Okay, here's the deal. I have a 1971 VW Bus (a camper with the pop top), and one of the lug nuts on the passenger side front wheel is totally frozen on. It's a 5 lug wheel. Nacho and I were able to get two other frozen lugs off with an electric impact wrench, but this last one is extremely stubborn. All the electric impact wrench did was round off the corners. I've tried saturating the lug nut and post with that super duper PB penetrating oil, and tried using a lug wrench with a long 3.5 foot heavy pipe cheat, and it still wouldn't budge. I even hit the lug nut with a butane torch - granted, the torch isn't as hot as a welding torch (and I don't have a welding torch), but I did leave the butane torch on the lug for a good 5 minutes, and I tried that three times in a row for 5 minutes each time, so you think that would have heated it up enough? Maybe not.

Anyways, I'm getting desperate to get this lug nut removed, so I can move the van to a different location. I have to make a path for workers that are coming next week to remove an enormous monterey pine tree in our back yard. I already have a replacement tire and rim wheel ready to pop on as soon as I can get the other wheel removed.

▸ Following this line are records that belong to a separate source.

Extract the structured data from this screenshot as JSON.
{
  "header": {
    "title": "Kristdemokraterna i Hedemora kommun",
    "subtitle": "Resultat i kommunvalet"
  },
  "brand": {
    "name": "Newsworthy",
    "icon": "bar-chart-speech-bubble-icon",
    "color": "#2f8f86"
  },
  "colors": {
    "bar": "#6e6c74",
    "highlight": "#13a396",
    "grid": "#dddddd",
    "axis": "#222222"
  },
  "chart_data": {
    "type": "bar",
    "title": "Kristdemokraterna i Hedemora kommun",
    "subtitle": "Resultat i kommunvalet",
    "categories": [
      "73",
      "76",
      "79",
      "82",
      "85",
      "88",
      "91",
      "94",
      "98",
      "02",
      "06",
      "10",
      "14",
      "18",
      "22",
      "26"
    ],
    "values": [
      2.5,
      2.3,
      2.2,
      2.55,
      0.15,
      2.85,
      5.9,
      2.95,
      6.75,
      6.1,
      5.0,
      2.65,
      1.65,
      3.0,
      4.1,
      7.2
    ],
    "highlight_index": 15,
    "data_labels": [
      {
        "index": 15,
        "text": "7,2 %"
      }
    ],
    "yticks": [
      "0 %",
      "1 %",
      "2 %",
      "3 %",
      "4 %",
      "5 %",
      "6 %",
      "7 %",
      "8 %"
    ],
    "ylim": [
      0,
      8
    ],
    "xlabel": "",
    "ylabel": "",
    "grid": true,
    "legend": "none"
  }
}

I even tried removing the entire wheel assembly, drum and all, off of the spindle. Nacho and I removed the center cap off of the spindle, and I removed the locking retaining ring off and pulled out the bearing cup assembly. But it seems like the drum must be frozen on to the spindle or something - I can not get the wheel to come off the spindle either!

The back story on the VW is that it was my nephew's, and he pretty much gave it to me (or should I say abandoned it) when he finished art college out here in the S.F. Bay Area, and moved back to Texas. It was sitting the entire time he was out here going to college. It ran on his first day out, and it was back-firing heavily, so it sounded like a timing issue to me. He decided to take the entire engine apart, and put it back together, but he's an art student and not a mechanic, so he didn't know what he was doing, and then the engine didn't run at all after he was finished. :roll:

I give you this back story because firing it up and driving on a flat tire isn't an option. Also, the tire has actually started to rot/disintegrate on that wheel. All the other tires are fine, and are holding air.

So, what are my options? We tried pushing the bus, even backed my car up against it to move it, but all to no avail - it just simply wouldn't roll with that rotted flat tire. Is there some way to snap off the lug stud? I have an air compressor, but it's a small twin tank one for a nail gun. Should I use a sawz-all to cut off the lug nut? The lug nut is made of a soft type of material, (maybe it has some lead in it?), so cutting it off someway somehow would not be out of the question. But what ever way I remove it, it needs to be soon! I need help, and pronto!!!


"It's Mai Tai. It's out of this world." - Victor Jules Bergeron Jr.